Configuring OpenLDAP to support Winbind IDMAP
Installation of OpenLDAP is not covered in this document; please reference xxx. Once OpenLDAP is installed, configure "/etc/slapd/slapd.conf". To generate the "rootdn" password for OpenLDAP, use the "slappasswd" command to generate a password hash, then paste the hash into the "rootpw" value. Make sure the file is set to mode 700 for permissions.
/etc/openldap/slapd.conf
include /etc/openldap/schema/samba.schema index sambaSID eq index sambaPrimaryGroupSID eq index sambaDomainName eq
Winbind IDMAP LDAP configuration
Add the following lines to a working "smb.conf" configuration file. See the note, below, if you are converting to LDAP from a local IDMAP database.
ldap admin dn = cn=Manager,dc=domain,dc=com ldap idmap suffix = ou=idmap ldap suffix = dc=domain,dc=com idmap backend = ldap:ldap://ldap.example.com
Once the above settings are present, type the following command at the shell prompt to register the password for the rootdn:
"smbpasswd -w passwd"
... where "passwd" matches the password set for the OpenLDAP rootdn account. The password will be stored in the Samba "secrets.tdb" database, which hashes the password and is only readable by the "root" account.
Once Winbind and the supporting components are configured, issue the following command at a shell (logged in as root) to finalize the Winbind setup. If you are converting from a local IDMAP database and the machine has already joined the domain, you do not need to perform this step.

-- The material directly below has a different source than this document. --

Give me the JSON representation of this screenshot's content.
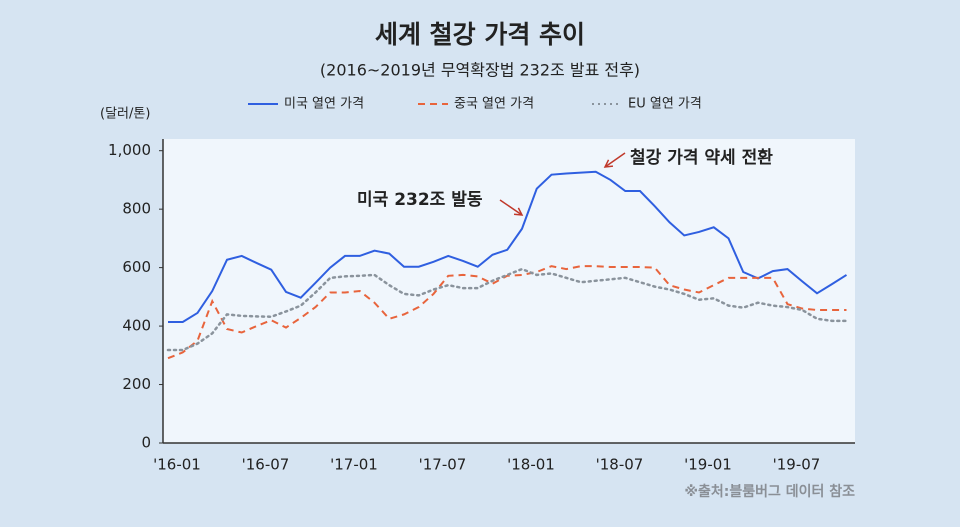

"net ads join -U Administrator"
To validate that IDMAP entries are being entered correctly in the LDAP directory, connect with an LDAP administration tool to the OpenLDAP server. Expand the IDMAP container (ou=Idmap). There should be numerous entries like the example below:
objectClass: sambaIdmapEntry
sambaSidEntry
sambaSID: S-1-5-21-1957994488-2146356355-682003330-1427
uidNumber: 16777216
To configure Winbind to use LDAPS (SSL) for connections, add the following line to the "smb.conf" configuration file:
ldap ssl = on
Also change the 'idmap backend' value to include an "s" in the URL address as shown below:
idmap backend = ldap:ldaps://ldap.example.com
You may now start Winbind:
$ service winbind start
To validate that Winbind is correctly resolving groups from the domain, type "wbinfo -g" in a shell. This should list all the groups in the AD domain. To test that authentication is working, test logons through several different services including "ssh" and local login.
Once the configuration has been validated, add the Winbind daemon (winbind) to the appropriate Unix/Linux run-level.
Converting to LDAP from a local IDMAP database
If you are converting from a local IDMAP database to an LDAP-backed database, you will need to delete the winbind cache files and use 'getent' to trigger winbind to populate the LDAP directory:
$ rm -rf /var/cache/samba/winbindd_* $ getent passwd $ getent group
Please note that you will need to 'chown' any files and directories owned using the local database, since the population of the LDAP-backed IDMAP will result in newly mapped UID and GID values.